O Conselho da Justiça Federal (CJF) publicou a Resolução nº 981, de 18 de março de 2026, que regulamenta a concessão do Adicional de Qualificação (AQ) às servidoras e aos servidores da Justiça Federal de 1º e 2º graus. A norma estabelece novos critérios para o reconhecimento de títulos, certificações e ações de capacitação, impactando diretamente a remuneração e a valorização da carreira.
O normativo atualiza as regras previstas na Lei nº 11.416/2006, com redação dada pela Lei nº 15.292/2025, e consolida um novo modelo de concessão do AQ, com definição de percentuais, limites de acúmulo e requisitos para validação dos cursos e certificações.
A resolução fixa o cálculo do AQ com base no Valor de Referência (VR), prevendo:
- 5 vezes o VR para doutorado;
- 3,5 vezes o VR para mestrado;
- 1 vez o VR para especialização (até duas);
- 1 vez o VR para segunda graduação;
- 0,5 vez o VR para certificações profissionais (até duas);
- 0,2 vez o VR para cada conjunto de 120 horas de capacitação, com possibilidade de acúmulo de até três conjuntos.
Também foram definidos critérios de não cumulatividade entre alguns adicionais e regras de prioridade na análise dos títulos apresentados.

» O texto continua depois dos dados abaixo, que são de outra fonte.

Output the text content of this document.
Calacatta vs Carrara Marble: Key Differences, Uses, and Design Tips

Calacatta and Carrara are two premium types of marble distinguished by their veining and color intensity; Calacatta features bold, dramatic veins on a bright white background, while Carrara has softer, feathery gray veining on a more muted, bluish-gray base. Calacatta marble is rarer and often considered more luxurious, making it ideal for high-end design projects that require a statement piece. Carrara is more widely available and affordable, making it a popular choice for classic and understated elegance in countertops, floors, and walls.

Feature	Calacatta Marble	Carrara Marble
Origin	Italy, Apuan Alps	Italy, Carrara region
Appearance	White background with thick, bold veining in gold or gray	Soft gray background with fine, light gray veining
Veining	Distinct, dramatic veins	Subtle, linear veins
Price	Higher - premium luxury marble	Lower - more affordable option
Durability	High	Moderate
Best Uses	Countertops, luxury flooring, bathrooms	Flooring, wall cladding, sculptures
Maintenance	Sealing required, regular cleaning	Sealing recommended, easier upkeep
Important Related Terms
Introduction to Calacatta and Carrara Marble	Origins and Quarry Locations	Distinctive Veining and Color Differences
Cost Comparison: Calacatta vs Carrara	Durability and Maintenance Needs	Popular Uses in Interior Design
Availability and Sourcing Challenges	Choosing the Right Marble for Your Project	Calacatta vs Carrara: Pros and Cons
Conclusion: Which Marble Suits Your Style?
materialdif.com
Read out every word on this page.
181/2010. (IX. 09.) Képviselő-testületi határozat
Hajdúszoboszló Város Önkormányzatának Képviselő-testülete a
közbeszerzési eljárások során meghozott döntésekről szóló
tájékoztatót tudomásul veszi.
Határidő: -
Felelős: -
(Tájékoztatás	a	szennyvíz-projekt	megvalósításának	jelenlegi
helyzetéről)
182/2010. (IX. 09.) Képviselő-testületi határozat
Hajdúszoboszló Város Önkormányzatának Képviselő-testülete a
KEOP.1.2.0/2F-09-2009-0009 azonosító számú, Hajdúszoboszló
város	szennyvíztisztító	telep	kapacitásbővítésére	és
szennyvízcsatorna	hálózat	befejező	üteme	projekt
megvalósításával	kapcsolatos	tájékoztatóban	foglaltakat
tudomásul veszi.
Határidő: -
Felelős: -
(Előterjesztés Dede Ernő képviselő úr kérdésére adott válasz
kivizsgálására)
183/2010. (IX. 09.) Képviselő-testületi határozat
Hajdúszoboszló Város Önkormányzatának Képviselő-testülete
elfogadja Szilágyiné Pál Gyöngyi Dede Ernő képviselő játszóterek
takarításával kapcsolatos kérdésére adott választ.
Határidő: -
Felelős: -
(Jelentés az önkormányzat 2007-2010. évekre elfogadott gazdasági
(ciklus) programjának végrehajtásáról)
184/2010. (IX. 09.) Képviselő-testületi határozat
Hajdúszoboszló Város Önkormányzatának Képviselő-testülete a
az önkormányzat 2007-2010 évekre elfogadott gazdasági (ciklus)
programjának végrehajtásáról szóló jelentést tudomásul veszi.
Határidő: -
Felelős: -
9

Capacitação e certificação com novas regras
A norma detalha os parâmetros para concessão do AQ por ações de capacitação, exigindo carga mínima de 120 horas para concessão do adicional, além de prever que os cursos devem estar relacionados às áreas de interesse institucional.
As certificações profissionais, por sua vez, deverão ser emitidas por entidades reconhecidas e baseadas em avaliação formal de competências. Tanto certificações quanto capacitações terão validade de quatro anos para fins de concessão do adicional.
A resolução também especifica quais atividades não serão consideradas para fins de AQ, como participação em reuniões, treinamentos informais no ambiente de trabalho e elaboração de trabalhos acadêmicos isolados.
Entre os pontos relevantes, o texto estabelece que o AQ não será concedido quando o curso for requisito para ingresso no cargo; a concessão depende de documentação válida e poderá ser verificada a qualquer tempo pela Administração e o adicional não obriga o servidor a exercer atividades vinculadas à formação apresentada.
Além disso, a norma assegura que o AQ integra a remuneração para cálculo de férias, gratificação natalina e adicionais, bem como incide contribuição previdenciária sobre parte dos valores.
Os adicionais já concedidos com base na regulamentação anterior serão automaticamente convertidos para o novo modelo a partir de 1º de janeiro de 2026, respeitada a disponibilidade orçamentária. A resolução também garante efeitos financeiros a partir dessa data para servidores que já possuíam títulos ou certificações não averbados, desde que observados os prazos estabelecidos.